Suggestion: Make it easier for students to complete all classes. In other words, do not leave out details, such that the student gets bogged down, and loses momentum in taking classes. Permit the students to fluidly complete the classes and the course.
Problem: I was unable to get the “from bs4 import beautfulsoup” to work for the web scraping class on my Windows PC.
Effort: Spent 30 minutes trying various settings in json for the “python.pythonPath” and “code-runner.executorMap”“python”. Also, various permutations of pipenv for the packages. Then, next day 30 min for the same.
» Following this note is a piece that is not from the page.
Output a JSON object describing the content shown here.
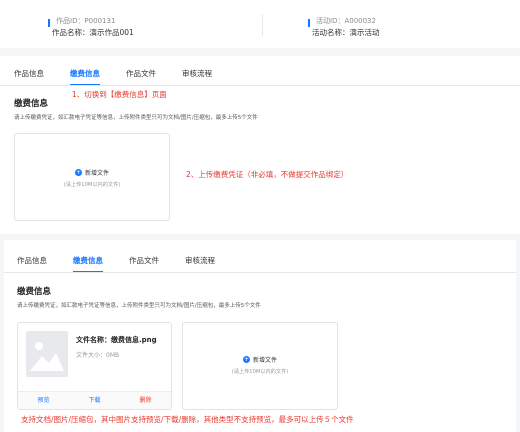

Resolution: I spun up a “droplet” on DigitalOcean (cloud service provider), with ubuntu 20.04 then ran the assignment as follows, and got it working using the python command line interpreter.
login as root
sudo apt update
sudo apt upgrade
sudo apt install software-properties-common
sudo apt update
sudo apt install python3.8
python3 --version
apt install python3-pip
apt-get install python3-venv
sudo -H pip3 install pandas
pip3 install requests bs4
sudo apt install openssh-server
sudo service ssh start
sudo apt install net-tools
ifconfig
Mosh tutorial here
mkdir pycrawler
cd pycrawler
python3 -m venv env
source env/bin/activate
pip install requests bs4
python
import requests
from bs4 import BeautifulSoup
response = requests.get(“Newest Questions - Stack Overflow”)
soup = BeautifulSoup(response.text, “html.parser”)
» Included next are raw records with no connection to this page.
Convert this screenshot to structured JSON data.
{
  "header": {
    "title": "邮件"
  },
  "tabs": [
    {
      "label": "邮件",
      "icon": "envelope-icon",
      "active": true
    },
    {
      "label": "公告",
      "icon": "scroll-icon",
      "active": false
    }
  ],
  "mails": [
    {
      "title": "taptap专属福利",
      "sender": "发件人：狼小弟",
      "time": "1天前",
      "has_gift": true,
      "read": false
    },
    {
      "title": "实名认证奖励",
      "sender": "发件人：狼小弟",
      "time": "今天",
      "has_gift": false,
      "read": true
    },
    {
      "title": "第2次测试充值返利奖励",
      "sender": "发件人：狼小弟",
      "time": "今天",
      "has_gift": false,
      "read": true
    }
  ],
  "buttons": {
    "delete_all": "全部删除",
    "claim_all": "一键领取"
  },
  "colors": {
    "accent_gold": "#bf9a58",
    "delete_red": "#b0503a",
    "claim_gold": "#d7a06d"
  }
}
questions = soup.select(".question-summary")
print(type(questions[0]))
print(questions[0].select_one(".question-hyperlink").getText())
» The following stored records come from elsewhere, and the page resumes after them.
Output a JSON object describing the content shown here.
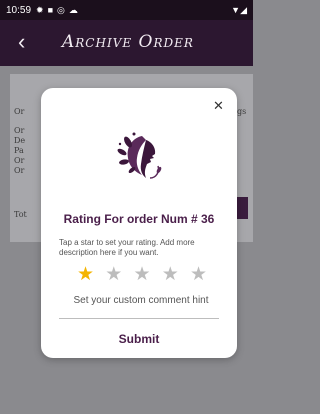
{
  "status_bar": {
    "time": "10:59"
  },
  "header": {
    "title": "Archive Order"
  },
  "background": {
    "line1": "Or",
    "line1_right": "gs",
    "lines": [
      "Or",
      "De",
      "Pa",
      "Or",
      "Or"
    ],
    "total_prefix": "Tot"
  },
  "dialog": {
    "title": "Rating For order Num # 36",
    "description": "Tap a star to set your rating. Add more description here if you want.",
    "rating": 1,
    "max_rating": 5,
    "comment_hint": "Set your custom comment hint",
    "submit_label": "Submit"
  },
  "colors": {
    "primary": "#4a1f4a",
    "star_active": "#f4b400",
    "star_inactive": "#bdbdbd",
    "appbar": "#2c1730"
  }
}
for question in questions:
print(question.select_one(".question-hyperlink").getText())
print(question.select_one(".vote-count-post").getText())
Hint: hit enter after seeing the ellipses in the python interpreter, in order to complete the for loop iterative section.
Credits: I hired a fiverr contractor a while back to teach me a simple web scraping assignment in python and he provided the above code. So, not sure of every line is needed, rather that it worked to get through the Mosh tutorial on web scraping in Python.